Reputation: 45
I am trying to web scrape multiple websites for different types of products. I was able to web scrape one url. I created a list to web scrape multiple urls, then export the product name and price to a CVL file. However, it does not appear to be working as needed.
Below is my code:
#imports
import pandas as pd
import requests
from bs4 import BeautifulSoup
#Product Websites For Consolidation
urls = ['https://www.aeroprecisionusa.com/ar15/lower-receivers/stripped-lowers?product_list_limit=all', 'https://www.aeroprecisionusa.com/ar15/lower-receivers/complete-lowers?product_list_limit=all']
for url in urls:
headers = {"User-Agent": "Mozilla/5.0 (Windows NT 10.0; Win64; x64; rv:71.0) Gecko/20100101 Firefox/71.0"}
page = requests.get(url, headers=headers)
soup = BeautifulSoup(page.content, 'html.parser')
#Locating All Products On Page
all_products_on_page = soup.find(class_='products wrapper container grid products-grid')
individual_items = all_products_on_page.find_all(class_='product-item-info')
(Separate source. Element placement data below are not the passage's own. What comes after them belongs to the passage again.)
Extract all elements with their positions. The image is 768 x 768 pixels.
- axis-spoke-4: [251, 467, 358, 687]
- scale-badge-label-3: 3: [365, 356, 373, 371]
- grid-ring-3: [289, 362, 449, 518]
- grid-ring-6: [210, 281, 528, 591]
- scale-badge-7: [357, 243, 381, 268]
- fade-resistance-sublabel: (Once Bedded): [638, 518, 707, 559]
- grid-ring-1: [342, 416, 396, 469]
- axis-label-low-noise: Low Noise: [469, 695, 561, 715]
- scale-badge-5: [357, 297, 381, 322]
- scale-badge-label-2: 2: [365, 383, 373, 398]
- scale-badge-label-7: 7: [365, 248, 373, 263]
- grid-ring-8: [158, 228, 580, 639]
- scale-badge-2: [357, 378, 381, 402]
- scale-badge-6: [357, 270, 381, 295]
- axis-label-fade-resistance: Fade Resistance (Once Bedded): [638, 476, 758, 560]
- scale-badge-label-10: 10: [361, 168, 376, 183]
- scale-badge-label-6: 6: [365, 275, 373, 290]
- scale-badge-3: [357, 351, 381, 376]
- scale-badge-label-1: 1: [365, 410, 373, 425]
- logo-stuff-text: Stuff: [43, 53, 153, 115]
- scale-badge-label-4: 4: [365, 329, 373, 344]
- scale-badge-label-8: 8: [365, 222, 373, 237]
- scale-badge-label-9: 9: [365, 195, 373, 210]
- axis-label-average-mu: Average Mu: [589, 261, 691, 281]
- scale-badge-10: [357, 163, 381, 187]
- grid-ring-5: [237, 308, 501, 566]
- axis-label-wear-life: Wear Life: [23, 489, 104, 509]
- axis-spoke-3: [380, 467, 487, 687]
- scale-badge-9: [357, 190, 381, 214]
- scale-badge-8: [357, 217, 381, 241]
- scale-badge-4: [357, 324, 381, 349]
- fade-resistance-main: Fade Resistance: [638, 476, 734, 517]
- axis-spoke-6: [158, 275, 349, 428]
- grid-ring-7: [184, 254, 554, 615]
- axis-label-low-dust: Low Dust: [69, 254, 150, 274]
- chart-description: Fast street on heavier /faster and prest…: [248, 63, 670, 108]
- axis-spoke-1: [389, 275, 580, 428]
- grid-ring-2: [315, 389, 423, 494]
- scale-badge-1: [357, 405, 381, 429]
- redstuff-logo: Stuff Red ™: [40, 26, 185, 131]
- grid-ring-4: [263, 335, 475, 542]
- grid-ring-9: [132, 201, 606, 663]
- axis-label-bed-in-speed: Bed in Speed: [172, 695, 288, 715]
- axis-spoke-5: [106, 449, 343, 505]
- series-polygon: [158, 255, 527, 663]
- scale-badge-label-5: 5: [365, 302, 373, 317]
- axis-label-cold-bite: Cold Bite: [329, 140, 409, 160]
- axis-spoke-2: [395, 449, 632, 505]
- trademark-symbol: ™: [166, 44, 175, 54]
#Breaking Down Product By Name And Price
aero_product_name = [item.find(class_='product-item-link').text for item in individual_items]
aero_product_price = [p.text if (p := item.find(class_='price')) is not None else 'no price' for item in individual_items]
Aero_Stripped_Lowers_Consolidated = pd.DataFrame(
{'Aero Product': aero_product_name,
'Prices': aero_product_price,
})
Aero_Stripped_Lowers_Consolidated.to_csv('MasterPriceTracker.csv')
The code exports the product name and price as desired to a CVL file, but only for the second URL, the "complete-lowers" one. I'm not sure what I'm messing up in the For loop to cause it not to web scrape both URLs. I verified the HTML code is the same for both URLs.
Any help would be greatly appreciated!
Upvotes: 1
Views: 661
Reputation: 2321
Move the to_csv
call outside the loop. Because it was inside the loop, it was rewriting the csv file for each entry (hence only the last entry showed up in the file).
Within the loop, append the dictionaries to the dataframe created before the loop starts. Also, there is no need for the headers
to be redefined each time in the loop, so I pulled them outside too.
import pandas as pd
import requests
from bs4 import BeautifulSoup
#Product Websites For Consolidation
urls = ['https://www.aeroprecisionusa.com/ar15/lower-receivers/stripped-lowers?product_list_limit=all', 'https://www.aeroprecisionusa.com/ar15/lower-receivers/complete-lowers?product_list_limit=all']
Aero_Stripped_Lowers_Consolidated = pd.DataFrame(columns=['Aero Product', 'Prices'])
headers = {"User-Agent": "Mozilla/5.0 (Windows NT 10.0; Win64; x64; rv:71.0) Gecko/20100101 Firefox/71.0"}
for url in urls:
page = requests.get(url, headers=headers)
soup = BeautifulSoup(page.content, 'html.parser')
#Locating All Products On Page
all_products_on_page = soup.find(class_='products wrapper container grid products-grid')
individual_items = all_products_on_page.find_all(class_='product-item-info')
#Breaking Down Product By Name And Price
aero_product_name = [item.find(class_='product-item-link').text for item in individual_items]
aero_product_price = [p.text if (p := item.find(class_='price')) is not None else 'no price' for item in individual_items]
Aero_Stripped_Lowers_Consolidated = Aero_Stripped_Lowers_Consolidated.append(pd.DataFrame(
{'Aero Product': aero_product_name,
'Prices': aero_product_price,
}))
Aero_Stripped_Lowers_Consolidated.to_csv('MasterPriceTracker.csv')
Upvotes: 3